Image copyright © by Marcus Trahan

The Adventures of Baron Munchausen

(1989)

Nobody has had as much trouble getting a film made and distributed as Terry Gilliam. His Don Quixote project was destroyed by a deluge right out of Noah’s Ark. But his biggest troubles have come not from God, but from insane studio heads. They almost succeeded in burying Brazil. With this one, studio heads changed, and the new folks (mostly Dawn Steel) did everything they could to sabotage it, including making only 100 prints and opening it almost nowhere. The first thing a male lion does when he takes over another male’s lionesses is to kill all his offspring. I guess it makes some evolutionary sense, but you’d think humans would be smarter than to kill a project that had already become horribly expensive ($48 million, huge for 1989). But you’d be wrong. It is a business imperative, I guess, that the films already in the pipeline that were green-lighted by your predecessor be killed, at the pre-production stage, or even at the pre-release stage.
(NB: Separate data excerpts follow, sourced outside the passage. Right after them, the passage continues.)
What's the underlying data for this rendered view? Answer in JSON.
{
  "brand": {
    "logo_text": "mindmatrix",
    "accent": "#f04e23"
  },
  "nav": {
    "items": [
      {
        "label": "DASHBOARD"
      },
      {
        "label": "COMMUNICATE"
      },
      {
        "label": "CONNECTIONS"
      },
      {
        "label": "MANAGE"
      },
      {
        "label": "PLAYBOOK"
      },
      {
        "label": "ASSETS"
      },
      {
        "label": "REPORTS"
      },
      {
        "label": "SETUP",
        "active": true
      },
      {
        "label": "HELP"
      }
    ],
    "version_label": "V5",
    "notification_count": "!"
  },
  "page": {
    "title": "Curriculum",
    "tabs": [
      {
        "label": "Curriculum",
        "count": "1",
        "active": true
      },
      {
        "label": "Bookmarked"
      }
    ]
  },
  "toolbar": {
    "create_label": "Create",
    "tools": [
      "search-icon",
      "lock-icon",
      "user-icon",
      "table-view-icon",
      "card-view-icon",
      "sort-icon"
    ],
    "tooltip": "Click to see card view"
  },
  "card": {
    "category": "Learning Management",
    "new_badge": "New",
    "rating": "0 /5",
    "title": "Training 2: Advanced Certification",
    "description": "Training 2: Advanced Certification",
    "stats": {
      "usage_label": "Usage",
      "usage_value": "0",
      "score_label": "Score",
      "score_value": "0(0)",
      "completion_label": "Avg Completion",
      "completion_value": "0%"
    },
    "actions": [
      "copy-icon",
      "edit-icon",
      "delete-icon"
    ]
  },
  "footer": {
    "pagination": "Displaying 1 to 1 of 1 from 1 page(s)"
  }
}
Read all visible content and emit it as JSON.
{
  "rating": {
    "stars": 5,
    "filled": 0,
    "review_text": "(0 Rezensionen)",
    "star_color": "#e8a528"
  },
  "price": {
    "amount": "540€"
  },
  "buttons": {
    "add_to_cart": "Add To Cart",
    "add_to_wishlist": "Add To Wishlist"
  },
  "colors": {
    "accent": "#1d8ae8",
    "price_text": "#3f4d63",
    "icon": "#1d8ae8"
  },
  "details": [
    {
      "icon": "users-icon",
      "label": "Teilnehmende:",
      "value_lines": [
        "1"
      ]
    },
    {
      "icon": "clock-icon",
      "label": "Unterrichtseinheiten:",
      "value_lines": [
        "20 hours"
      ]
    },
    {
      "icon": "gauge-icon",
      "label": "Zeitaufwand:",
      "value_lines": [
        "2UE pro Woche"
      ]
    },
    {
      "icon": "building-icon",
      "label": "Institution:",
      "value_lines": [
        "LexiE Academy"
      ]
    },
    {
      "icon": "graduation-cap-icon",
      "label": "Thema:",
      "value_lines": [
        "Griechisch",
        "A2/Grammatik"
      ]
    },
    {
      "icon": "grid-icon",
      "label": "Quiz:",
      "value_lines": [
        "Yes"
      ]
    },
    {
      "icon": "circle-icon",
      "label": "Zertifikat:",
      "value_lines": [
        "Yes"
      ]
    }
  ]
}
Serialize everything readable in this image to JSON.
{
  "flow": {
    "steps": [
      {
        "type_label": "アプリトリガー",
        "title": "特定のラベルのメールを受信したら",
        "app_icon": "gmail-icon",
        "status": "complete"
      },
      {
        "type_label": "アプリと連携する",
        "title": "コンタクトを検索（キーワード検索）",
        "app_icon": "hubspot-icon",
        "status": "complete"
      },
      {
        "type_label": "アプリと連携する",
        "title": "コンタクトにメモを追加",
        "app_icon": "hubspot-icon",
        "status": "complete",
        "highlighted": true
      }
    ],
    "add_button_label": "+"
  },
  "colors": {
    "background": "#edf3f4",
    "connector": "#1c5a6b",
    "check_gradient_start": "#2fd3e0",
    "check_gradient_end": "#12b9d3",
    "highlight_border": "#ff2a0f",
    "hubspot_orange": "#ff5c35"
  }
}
No wide release, no advertising; they will do anything, including badmouthing it to reviewers. This is so you will look good and the old guard will look bad. Insane, just insane. So even though this picture got pretty good notices, it sank almost instantly, the second weekend. Which is a real shame, as it contains some of the best imagery that crazed genius has ever produced. And it was all largely done without the magic of CGI. The story is a bit muddled, but I didn’t really care, I was just floated from one fantastic scene to another. John Neville is great as the Baron, both as a young and an old man. Sarah Polley (who later went on to write and direct her own movies, and revealed as an adult that she was terrified during much of the shooting) is much less annoying than most movie children in a situation like this. And the Baron’s sidekicks, Eric Idle as the world’s fastest man (he wears leg irons, or else he wouldn’t be able to stop running) and his other henchmen and very good. Oliver Reed puts in an appearance as a hilariously jealous Vulcan. And what is he jealous of? Why, his lovely wife, Venus (Uma Thurman, in only her fourth movie role), who arrives naked in a giant clamshell. The whole movie would be worth it just for that.